Using Exchange Administrative Roles with Exchange Store Components
To perform most of the tasks in this topic, you must have at least Exchange Administrator permissions on the administrative group where you are working. For more information about the Exchange administrative roles and the Exchange Administration Delegation Wizard, see "Managing Exchange Server 2003 Permissions."
Use the information in this topic to identify what permissions are involved, and how the Exchange store objects inherit these permissions. This will help you to recognize situations where you may need a different administrative role or different permissions.
The following table summarizes the permissions for the three Exchange administrative roles on Exchange store objects.
Permissions for the Exchange administrative roles on mailbox stores, public folder stores, and public folder trees
| Role | Allowed | Denied |
|---|---|---|
Exchange Full Administrator |
Full Control Additional permissions in Active Directory to allow you to work with deleted items and offline address lists |
Receive-As Send-As |
Exchange Administrator |
All except Change Permissions Additional permissions in Active Directory to allow you to work with offline address lists |
Receive-As Send-As |
Exchange View Only Administrator |
Read List object List contents View Information Store Status |
None |
The following figure summarizes how mailbox stores, public folder stores, and public folder trees inherit permissions.
Direction of inheritance of permissions for Exchange Full Administrators, Exchange Administrators, or Exchange View Only Administrators
.gif "eef25149-5833-46fc-a5de-286c41ae94d2")
As Figure 7.1 shows, objects in the Exchange store inherit permissions from their administrative group, with the following exceptions:
Delegating Exchange administrative roles on an administrative group gives administrators in those roles limited permissions on mailboxes—enough to create or delete mailboxes, and set options such as storage limits.
A public folder inherits some administrative permissions from the public folder tree where it resides. It does not inherit permissions from the public folder store.

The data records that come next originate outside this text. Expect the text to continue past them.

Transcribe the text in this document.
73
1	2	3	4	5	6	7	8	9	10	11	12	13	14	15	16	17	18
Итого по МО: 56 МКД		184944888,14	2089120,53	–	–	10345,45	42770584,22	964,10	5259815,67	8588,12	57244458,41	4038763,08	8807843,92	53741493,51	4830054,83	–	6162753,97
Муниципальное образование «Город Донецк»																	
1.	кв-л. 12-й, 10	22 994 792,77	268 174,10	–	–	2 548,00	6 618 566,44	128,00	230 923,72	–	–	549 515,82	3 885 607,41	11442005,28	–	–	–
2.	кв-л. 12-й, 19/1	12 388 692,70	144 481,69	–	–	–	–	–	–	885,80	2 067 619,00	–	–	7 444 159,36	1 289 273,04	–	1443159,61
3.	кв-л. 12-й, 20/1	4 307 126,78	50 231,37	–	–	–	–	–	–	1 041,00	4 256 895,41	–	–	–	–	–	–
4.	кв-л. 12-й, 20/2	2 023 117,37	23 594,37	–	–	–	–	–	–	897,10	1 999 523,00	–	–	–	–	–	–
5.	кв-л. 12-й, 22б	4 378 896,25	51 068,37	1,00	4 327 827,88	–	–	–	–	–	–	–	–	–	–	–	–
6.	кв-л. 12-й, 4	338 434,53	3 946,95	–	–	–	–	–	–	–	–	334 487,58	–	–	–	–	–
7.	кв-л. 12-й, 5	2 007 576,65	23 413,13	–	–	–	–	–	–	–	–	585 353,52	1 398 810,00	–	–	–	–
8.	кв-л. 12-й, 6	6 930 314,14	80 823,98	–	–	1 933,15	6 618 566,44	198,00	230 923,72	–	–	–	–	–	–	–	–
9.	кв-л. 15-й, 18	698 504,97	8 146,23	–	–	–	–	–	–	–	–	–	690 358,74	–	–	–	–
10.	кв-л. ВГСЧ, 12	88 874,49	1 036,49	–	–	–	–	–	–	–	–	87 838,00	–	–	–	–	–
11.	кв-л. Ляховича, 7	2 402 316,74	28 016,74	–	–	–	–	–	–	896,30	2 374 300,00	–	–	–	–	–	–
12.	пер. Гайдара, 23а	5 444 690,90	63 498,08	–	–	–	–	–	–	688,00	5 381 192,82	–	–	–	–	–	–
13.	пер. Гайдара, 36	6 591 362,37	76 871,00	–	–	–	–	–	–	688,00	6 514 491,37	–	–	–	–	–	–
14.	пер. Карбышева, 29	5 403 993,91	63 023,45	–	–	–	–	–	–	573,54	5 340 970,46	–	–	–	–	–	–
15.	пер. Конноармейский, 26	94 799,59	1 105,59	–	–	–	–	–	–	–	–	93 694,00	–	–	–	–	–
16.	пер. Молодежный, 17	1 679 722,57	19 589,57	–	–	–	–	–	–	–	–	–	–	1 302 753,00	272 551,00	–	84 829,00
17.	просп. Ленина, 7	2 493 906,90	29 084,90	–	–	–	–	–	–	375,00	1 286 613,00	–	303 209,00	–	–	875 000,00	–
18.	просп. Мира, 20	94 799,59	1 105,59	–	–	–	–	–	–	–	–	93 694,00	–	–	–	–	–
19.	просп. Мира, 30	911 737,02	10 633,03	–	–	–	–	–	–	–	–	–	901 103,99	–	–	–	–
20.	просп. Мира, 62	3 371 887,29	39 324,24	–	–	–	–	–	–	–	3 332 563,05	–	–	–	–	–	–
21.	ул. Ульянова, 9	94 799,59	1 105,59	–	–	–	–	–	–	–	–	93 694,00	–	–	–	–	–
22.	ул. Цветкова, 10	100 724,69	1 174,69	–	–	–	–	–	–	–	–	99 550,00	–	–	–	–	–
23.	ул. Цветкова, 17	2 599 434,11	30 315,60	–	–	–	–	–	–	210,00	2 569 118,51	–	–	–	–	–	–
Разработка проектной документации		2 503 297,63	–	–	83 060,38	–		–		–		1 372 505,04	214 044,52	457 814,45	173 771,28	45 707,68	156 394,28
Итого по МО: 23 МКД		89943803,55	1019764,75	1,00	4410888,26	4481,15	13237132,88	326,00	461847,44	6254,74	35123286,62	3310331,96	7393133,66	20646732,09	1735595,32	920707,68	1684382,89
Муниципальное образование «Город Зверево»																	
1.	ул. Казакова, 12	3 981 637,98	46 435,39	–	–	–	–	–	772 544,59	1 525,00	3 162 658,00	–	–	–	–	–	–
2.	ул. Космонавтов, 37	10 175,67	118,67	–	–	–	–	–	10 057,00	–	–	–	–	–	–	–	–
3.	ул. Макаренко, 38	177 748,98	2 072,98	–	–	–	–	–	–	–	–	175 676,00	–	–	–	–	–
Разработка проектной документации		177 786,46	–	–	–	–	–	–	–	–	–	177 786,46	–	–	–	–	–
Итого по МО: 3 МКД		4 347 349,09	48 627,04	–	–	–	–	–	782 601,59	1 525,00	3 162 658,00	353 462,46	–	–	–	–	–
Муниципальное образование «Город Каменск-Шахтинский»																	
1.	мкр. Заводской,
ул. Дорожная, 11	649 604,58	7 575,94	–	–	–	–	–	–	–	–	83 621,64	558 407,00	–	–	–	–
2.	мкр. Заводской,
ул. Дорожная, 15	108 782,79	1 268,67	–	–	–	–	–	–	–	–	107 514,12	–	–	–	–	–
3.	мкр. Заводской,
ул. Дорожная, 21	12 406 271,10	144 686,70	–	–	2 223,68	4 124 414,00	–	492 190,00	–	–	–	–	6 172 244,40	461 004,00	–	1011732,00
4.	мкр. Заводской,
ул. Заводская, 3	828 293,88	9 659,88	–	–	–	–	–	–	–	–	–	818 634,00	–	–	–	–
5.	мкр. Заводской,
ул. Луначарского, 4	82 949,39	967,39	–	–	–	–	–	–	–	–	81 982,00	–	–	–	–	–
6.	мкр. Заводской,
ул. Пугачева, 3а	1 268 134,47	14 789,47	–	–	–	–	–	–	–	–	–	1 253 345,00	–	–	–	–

Administrative rights on a public folder include many folder-specific permissions that are not available on the public folder tree. For example, although an Exchange Administrator cannot modify the permissions on a public folder tree, the administrator can modify permissions on a public folder in that tree.
Note
For an administrator to apply a system policy to a store, the administrator must have the appropriate permissions on both the System Policies container and on the target store. If you are using a distributed administration model with multiple administrative groups that have separate administrators, each administrator will be able to interact only with the stores in that administrator's own administrative group.
Important
Public folder trees and their public folders can only be administered in the administrative group where they were created, even though you can replicate folders in the tree to multiple administrative groups. If you are using a distributed administration model with multiple administrative groups that have separate administrators, each administrator can work with the public folder stores in that administrator's own administrative group, but may not have access to the public folders that those stores support.